April 25, 2021

The Role of Open Source in Health

This is my eighth blog post for the UVA class LPPS 4720.

Academic research is critical for the advancement of medical science, yet many of the most prestigious journals are locked behind insurmountable paywalls. Open Access (OA) journals seek to combat this by bringing the principles of open-source to academia—they are completely free and open to the public so that anyone with an Internet connection can access quality medical research. OA also limits many copyright and licensing restrictions, similar to the spirit of Creative Commons licenses, so that the health community can freely build upon each other’s work.

The status quo of medical journals is the traditional copyrighted pay-to-read model in which scientists and the general public must pay a designated price to read a journal article. Many journals also have a subscription-based model in which one has to pay a monthly or yearly fee to access the articles. While this makes it easy for researchers and publishers to make money, it is harmful to those who do not have the financial resources to access this information. Research, especially medical research, takes a lot of time and money so there is a valid argument for charging steep prices in order to break even or turn a profit. However, it is still possible for Open Access journals to make money via donations, advertising, submission fees, etc.
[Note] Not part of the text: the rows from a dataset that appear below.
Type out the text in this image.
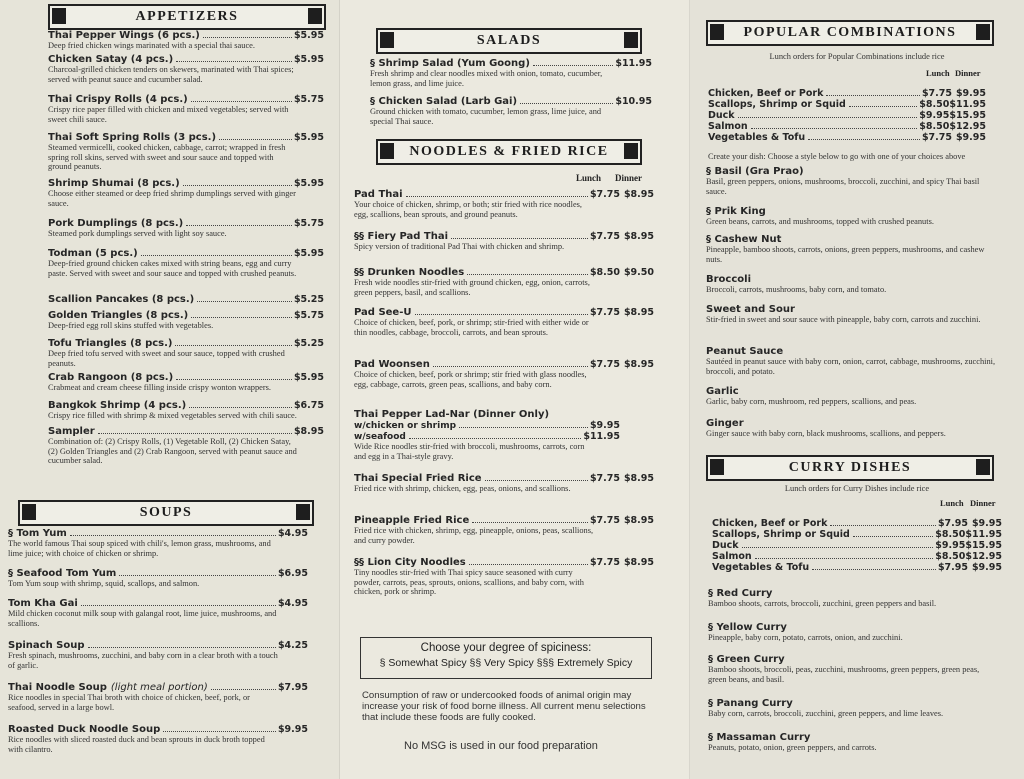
APPETIZERS
Thai Pepper Wings (6 pcs.)	$5.95
Deep fried chicken wings marinated with a special thai sauce.
Chicken Satay (4 pcs.)	$5.95
Charcoal-grilled chicken tenders on skewers, marinated with Thai spices; served with peanut sauce and cucumber salad.
Thai Crispy Rolls (4 pcs.)	$5.75
Crispy rice paper filled with chicken and mixed vegetables; served with sweet chili sauce.
Thai Soft Spring Rolls (3 pcs.)	$5.95
Steamed vermicelli, cooked chicken, cabbage, carrot; wrapped in fresh spring roll skins, served with sweet and sour sauce and topped with ground peanuts.
Shrimp Shumai (8 pcs.)	$5.95
Choose either steamed or deep fried shrimp dumplings served with ginger sauce.
Pork Dumplings (8 pcs.)	$5.75
Steamed pork dumplings served with light soy sauce.
Todman (5 pcs.)	$5.95
Deep-fried ground chicken cakes mixed with string beans, egg and curry paste. Served with sweet and sour sauce and topped with crushed peanuts.
Scallion Pancakes (8 pcs.)	$5.25
Golden Triangles (8 pcs.)	$5.75
Deep-fried egg roll skins stuffed with vegetables.
Tofu Triangles (8 pcs.)	$5.25
Deep fried tofu served with sweet and sour sauce, topped with crushed peanuts.
Crab Rangoon (8 pcs.)	$5.95
Crabmeat and cream cheese filling inside crispy wonton wrappers.
Bangkok Shrimp (4 pcs.)	$6.75
Crispy rice filled with shrimp & mixed vegetables served with chili sauce.
Sampler	$8.95
Combination of: (2) Crispy Rolls, (1) Vegetable Roll, (2) Chicken Satay, (2) Golden Triangles and (2) Crab Rangoon, served with peanut sauce and cucumber salad.
SOUPS
§ Tom Yum	$4.95
The world famous Thai soup spiced with chili's, lemon grass, mushrooms, and lime juice; with choice of chicken or shrimp.
§ Seafood Tom Yum	$6.95
Tom Yum soup with shrimp, squid, scallops, and salmon.
Tom Kha Gai	$4.95
Mild chicken coconut milk soup with galangal root, lime juice, mushrooms, and scallions.
Spinach Soup	$4.25
Fresh spinach, mushrooms, zucchini, and baby corn in a clear broth with a touch of garlic.
Thai Noodle Soup (light meal portion)	$7.95
Rice noodles in special Thai broth with choice of chicken, beef, pork, or seafood, served in a large bowl.
Roasted Duck Noodle Soup	$9.95
Rice noodles with sliced roasted duck and bean sprouts in duck broth topped with cilantro.
SALADS
§ Shrimp Salad (Yum Goong)	$11.95
Fresh shrimp and clear noodles mixed with onion, tomato, cucumber, lemon grass, and lime juice.
§ Chicken Salad (Larb Gai)	$10.95
Ground chicken with tomato, cucumber, lemon grass, lime juice, and special Thai sauce.
NOODLES & FRIED RICE
Lunch Dinner
Pad Thai	$7.75 $8.95
Your choice of chicken, shrimp, or both; stir fried with rice noodles, egg, scallions, bean sprouts, and ground peanuts.
§§ Fiery Pad Thai	$7.75 $8.95
Spicy version of traditional Pad Thai with chicken and shrimp.
§§ Drunken Noodles	$8.50 $9.50
Fresh wide noodles stir-fried with ground chicken, egg, onion, carrots, green peppers, basil, and scallions.
Pad See-U	$7.75 $8.95
Choice of chicken, beef, pork, or shrimp; stir-fried with either wide or thin noodles, cabbage, broccoli, carrots, and bean sprouts.
Pad Woonsen	$7.75 $8.95
Choice of chicken, beef, pork or shrimp; stir fried with glass noodles, egg, cabbage, carrots, green peas, scallions, and baby corn.
Thai Pepper Lad-Nar (Dinner Only)
w/chicken or shrimp	$9.95
w/seafood	$11.95
Wide Rice noodles stir-fried with broccoli, mushrooms, carrots, corn and egg in a Thai-style gravy.
Thai Special Fried Rice	$7.75 $8.95
Fried rice with shrimp, chicken, egg, peas, onions, and scallions.
Pineapple Fried Rice	$7.75 $8.95
Fried rice with chicken, shrimp, egg, pineapple, onions, peas, scallions, and curry powder.
§§ Lion City Noodles	$7.75 $8.95
Tiny noodles stir-fried with Thai spicy sauce seasoned with curry powder, carrots, peas, sprouts, onions, scallions, and baby corn, with chicken, pork or shrimp.
Choose your degree of spiciness:
§ Somewhat Spicy §§ Very Spicy §§§ Extremely Spicy
Consumption of raw or undercooked foods of animal origin may increase your risk of food borne illness. All current menu selections that include these foods are fully cooked.
No MSG is used in our food preparation
POPULAR COMBINATIONS
Lunch orders for Popular Combinations include rice
Lunch Dinner
Chicken, Beef or Pork	$7.75 $9.95
Scallops, Shrimp or Squid	$8.50 $11.95
Duck	$9.95 $15.95
Salmon	$8.50 $12.95
Vegetables & Tofu	$7.75 $9.95
Create your dish: Choose a style below to go with one of your choices above
§ Basil (Gra Prao)
Basil, green peppers, onions, mushrooms, broccoli, zucchini, and spicy Thai basil sauce.
§ Prik King
Green beans, carrots, and mushrooms, topped with crushed peanuts.
§ Cashew Nut
Pineapple, bamboo shoots, carrots, onions, green peppers, mushrooms, and cashew nuts.
Broccoli
Broccoli, carrots, mushrooms, baby corn, and tomato.
Sweet and Sour
Stir-fried in sweet and sour sauce with pineapple, baby corn, carrots and zucchini.
Peanut Sauce
Sautéed in peanut sauce with baby corn, onion, carrot, cabbage, mushrooms, zucchini, broccoli, and potato.
Garlic
Garlic, baby corn, mushroom, red peppers, scallions, and peas.
Ginger
Ginger sauce with baby corn, black mushrooms, scallions, and peppers.
CURRY DISHES
Lunch orders for Curry Dishes include rice
Lunch Dinner
Chicken, Beef or Pork	$7.95 $9.95
Scallops, Shrimp or Squid	$8.50 $11.95
Duck	$9.95 $15.95
Salmon	$8.50 $12.95
Vegetables & Tofu	$7.95 $9.95
§ Red Curry
Bamboo shoots, carrots, broccoli, zucchini, green peppers and basil.
§ Yellow Curry
Pineapple, baby corn, potato, carrots, onion, and zucchini.
§ Green Curry
Bamboo shoots, broccoli, peas, zucchini, mushrooms, green peppers, green peas, green beans, and basil.
§ Panang Curry
Baby corn, carrots, broccoli, zucchini, green peppers, and lime leaves.
§ Massaman Curry
Peanuts, potato, onion, green peppers, and carrots.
The key point is that Open Access is not a business model or a type of license—it is about reducing barriers to accessing journal articles and putting power in the hands of individual researchers and authors instead of publishers.

An important part of academic journals is prestige, which is often measured in terms of how many peers cite an article. Open Access journals have the same peer review system as traditional journals and removing barriers to access allows their articles to be cited by a larger number of peers, potentially increasing the prestige and credibility of the journal. Authors and researchers should be motivated by advancing the state-of-the-art in science, not by money, and Open Access encourages this view while traditional publishing is centered around profits.

While traditional journal publishing has seen great success in the past, I think that most medical research should be conducted in an Open Access format in the future. This is especially important because new pandemics like COVID-19 disproportionately impact less wealthy countries which do not have the funds to access some research which is available to more affluent nations. Access to information should be a human right, and it is crucial that everyone in the medical community can learn from each other and stand upon the shoulders of giants to solve the hardest problems in medicine and health.